E da desconfiança infantil que tudo que Chico Preto trazia no balaio da feira, não restava dúvida, carregado era.

Do luxo de lanchar biscoito cream cracker com guaraná. E de tomar champagne todos os dias.

Dos montes de gibis que Seu Zé Gazeteiro trazia no PN do Recife, toda sexta-feira.

E vendia no quarto da pensão de Dona Regina, tia de Pipiu e Beto.

Espalhados em cima da  cama e pelo chão do quarto, transformado em vitrine. E na melhor cigarreira do mundo.

Do martírio de tanta canja e  de tanta sopa. Ralas.

Dos supositórios de cibalena que faziam qualquer um enganar o termômetro e esconder a febre.

Das proibições de qualquer esforço físico.

C2BC168F-56A3-4531-82CE-905E363F28C3De chegar perto de uma bola. De olhar pra bicicleta.

De sair da cama para nada mais  que as necessidades.

De andar sem pressa. Arrastando os pés até o banheiro. Estrategicamente construído nos fundos da casa.

De não subir escadas. Nem batentes, se a epidemia da vez era papeira.
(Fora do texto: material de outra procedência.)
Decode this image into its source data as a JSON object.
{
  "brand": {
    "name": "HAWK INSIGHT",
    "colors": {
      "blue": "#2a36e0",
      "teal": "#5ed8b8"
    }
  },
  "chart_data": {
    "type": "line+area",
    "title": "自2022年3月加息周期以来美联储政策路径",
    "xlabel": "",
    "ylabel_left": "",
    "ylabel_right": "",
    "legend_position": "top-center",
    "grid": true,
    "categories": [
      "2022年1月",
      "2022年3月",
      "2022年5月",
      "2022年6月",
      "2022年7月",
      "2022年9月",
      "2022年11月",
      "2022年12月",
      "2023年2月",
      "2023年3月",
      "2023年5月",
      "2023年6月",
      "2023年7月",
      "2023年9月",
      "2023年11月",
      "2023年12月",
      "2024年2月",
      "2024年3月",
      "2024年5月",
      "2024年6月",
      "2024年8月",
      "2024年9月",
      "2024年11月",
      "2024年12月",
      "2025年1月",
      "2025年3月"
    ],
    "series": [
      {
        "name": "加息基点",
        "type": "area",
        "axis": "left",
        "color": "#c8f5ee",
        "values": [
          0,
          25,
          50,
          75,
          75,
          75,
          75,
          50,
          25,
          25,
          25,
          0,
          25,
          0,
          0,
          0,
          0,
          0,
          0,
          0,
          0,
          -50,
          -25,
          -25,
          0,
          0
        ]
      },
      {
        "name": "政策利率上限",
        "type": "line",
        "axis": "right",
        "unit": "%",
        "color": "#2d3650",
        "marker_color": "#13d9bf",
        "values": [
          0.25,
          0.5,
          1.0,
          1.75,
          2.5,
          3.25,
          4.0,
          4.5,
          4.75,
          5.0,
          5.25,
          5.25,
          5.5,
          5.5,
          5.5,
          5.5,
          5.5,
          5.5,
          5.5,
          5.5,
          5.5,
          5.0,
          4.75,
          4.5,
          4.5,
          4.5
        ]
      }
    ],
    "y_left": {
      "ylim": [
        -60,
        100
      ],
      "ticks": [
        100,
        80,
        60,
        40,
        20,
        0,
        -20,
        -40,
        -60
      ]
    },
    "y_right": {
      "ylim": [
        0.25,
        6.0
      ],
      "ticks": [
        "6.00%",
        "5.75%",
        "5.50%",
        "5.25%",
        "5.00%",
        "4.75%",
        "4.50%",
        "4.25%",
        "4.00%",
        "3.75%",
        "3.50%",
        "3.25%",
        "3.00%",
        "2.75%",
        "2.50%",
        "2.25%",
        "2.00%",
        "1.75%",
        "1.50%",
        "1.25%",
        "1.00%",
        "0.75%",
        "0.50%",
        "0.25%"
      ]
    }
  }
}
Que quando descia, o menino nunca iria ser homem de verdade.

O medo de virar um pedrobúzios, zédacalçapreta ou outro macho-fêmea saído do armário paroquial, era a garantia do repouso absoluto.

De tomar banho.

Sem molhar o cabelo, em tempos que shampoo não havia.

Com menos água que a pouca de sempre.

Trazida em galões, ombros, trens e latas de querosene. Fria e doce. Do Piquiri.

Dos primeiros sinais que o mal estava indo embora, com a chegada das visitas desconfiadas.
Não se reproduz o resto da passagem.